Although the Loves enjoy their new digs, they plan to reopen in their West Central Avenue location as soon as possible. They want to have a storefront, be visible to the community and continue to be a part of the downtown atmosphere.
“We are real strong people of faith and it’s like, well, you start over,” Love said. “A lot of the other businesses on the street seemed more devastated than us.”

Picking up the pieces
As business owners try to rebuild their livelihoods, they are seeking help from the city.
On Aug. 8, Love, Putnam and McManus spoke to the city council during the public comment portion of the meeting. They asked the city to consider helping not only their businesses, but also others on the block affected by the storm.
“My husband and myself have everything invested down there to try to be part of this community and support Mount Holly,” McManus said. “We hope you will stand up and help us because we want to be here years from now to stand up and help you all.”
On Aug. 11, city staff, Mayor Bryan Hough, council members Jim Hope and Carolyn Breyare and several community organizations met to discuss the possibility of helping the businesses as they recover from such an unexpected ordeal.
“I think there has to be a fine balance of how do we help the nonprofit organizations versus the for-profit businesses and if we are willing to help them, are we willing to do it for everyone,” Hough said. “Obviously, this is bad and we are going to do everything we can to help.”
Leigh Brinkley, who heads up the city’s farmers market, agreed that the needs of the affected businesses should to be balanced.

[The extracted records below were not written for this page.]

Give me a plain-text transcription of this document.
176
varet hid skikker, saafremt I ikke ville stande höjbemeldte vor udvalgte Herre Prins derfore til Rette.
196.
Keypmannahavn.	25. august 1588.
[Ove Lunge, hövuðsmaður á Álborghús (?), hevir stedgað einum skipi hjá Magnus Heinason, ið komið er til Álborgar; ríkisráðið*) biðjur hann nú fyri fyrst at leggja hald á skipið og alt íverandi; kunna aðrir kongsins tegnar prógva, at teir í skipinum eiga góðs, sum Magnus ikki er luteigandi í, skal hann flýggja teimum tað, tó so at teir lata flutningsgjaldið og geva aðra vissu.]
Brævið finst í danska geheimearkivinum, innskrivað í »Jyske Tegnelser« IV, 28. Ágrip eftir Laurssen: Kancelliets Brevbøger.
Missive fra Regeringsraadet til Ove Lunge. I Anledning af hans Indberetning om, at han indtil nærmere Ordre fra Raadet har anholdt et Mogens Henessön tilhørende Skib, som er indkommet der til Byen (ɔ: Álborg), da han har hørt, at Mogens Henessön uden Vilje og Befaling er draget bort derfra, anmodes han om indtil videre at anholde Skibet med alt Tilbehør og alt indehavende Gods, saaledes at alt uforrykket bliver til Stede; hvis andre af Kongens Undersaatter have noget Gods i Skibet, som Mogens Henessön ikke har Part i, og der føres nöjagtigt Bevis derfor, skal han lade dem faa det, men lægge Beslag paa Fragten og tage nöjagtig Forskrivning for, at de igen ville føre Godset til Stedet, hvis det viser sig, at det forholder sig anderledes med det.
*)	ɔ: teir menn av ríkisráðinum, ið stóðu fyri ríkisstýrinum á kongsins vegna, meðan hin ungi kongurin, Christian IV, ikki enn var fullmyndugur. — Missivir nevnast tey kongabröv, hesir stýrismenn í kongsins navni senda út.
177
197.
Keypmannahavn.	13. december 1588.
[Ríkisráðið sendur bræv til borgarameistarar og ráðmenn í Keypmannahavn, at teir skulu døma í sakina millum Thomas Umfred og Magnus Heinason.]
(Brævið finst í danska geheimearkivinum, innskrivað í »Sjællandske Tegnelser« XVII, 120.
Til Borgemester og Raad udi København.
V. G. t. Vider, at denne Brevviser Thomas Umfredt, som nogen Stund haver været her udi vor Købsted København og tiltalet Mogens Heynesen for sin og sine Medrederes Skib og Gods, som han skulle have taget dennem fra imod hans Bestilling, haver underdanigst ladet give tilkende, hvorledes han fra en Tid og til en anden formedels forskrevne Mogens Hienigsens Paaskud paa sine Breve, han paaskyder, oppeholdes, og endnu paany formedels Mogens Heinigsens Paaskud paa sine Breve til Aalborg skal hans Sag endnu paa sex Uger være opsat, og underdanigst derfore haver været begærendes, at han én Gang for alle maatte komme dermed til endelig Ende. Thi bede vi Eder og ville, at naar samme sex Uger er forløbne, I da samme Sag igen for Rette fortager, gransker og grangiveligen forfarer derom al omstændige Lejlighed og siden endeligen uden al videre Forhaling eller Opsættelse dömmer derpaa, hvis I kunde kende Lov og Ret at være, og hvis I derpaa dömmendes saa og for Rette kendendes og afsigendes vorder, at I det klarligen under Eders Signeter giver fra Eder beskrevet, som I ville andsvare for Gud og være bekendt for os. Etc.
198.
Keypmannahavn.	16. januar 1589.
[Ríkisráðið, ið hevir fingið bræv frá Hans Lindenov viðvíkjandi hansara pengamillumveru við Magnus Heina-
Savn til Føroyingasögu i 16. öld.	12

“When I think of a quarter of the downtown not being used, that is a large chunk of Mount Holly,” she said. “I think we are going to be short-sighted for Mount Holly in general if we don’t figure out how to work privately and publicly together and help get those businesses the needs that they have.”
Community Relief Organization volunteer Jason Bryant said damages were estimated from $75,000 to $125,000. The building will need some major repairs, but may also not be worth salvaging if the work is too costly. In that case, the help agency would need to find a new home.
“We need funds,” Bryant said. “We’ll have manpower needs as the situation develops, but if someone had $20 they wanted to give, we’d rather see it in check or cash than green beans.”
The U.S. Department of Agriculture will replace the food it provided to organization prior to the storm. Many local churches and other organizations offered to host food drives and fundraisers for it.
The city staff, council members and local organizations decided to host several fundraisers for the Community Relief Organization. The most recent fundraiser will be a concert on Sept. 23 at an indoor location, possibly the Mount Holly Municipal Complex, with the band, The Tams. Admission would be charged and proceeds would benefit the Community Relief Organization.
“I don’t know if any funds will be coming from the state or federal level to help us out,” Hough said. “If it does, that will be a huge relief. I think we have a lot of unanswered questions, but I don’t want that to keep us from taking action.”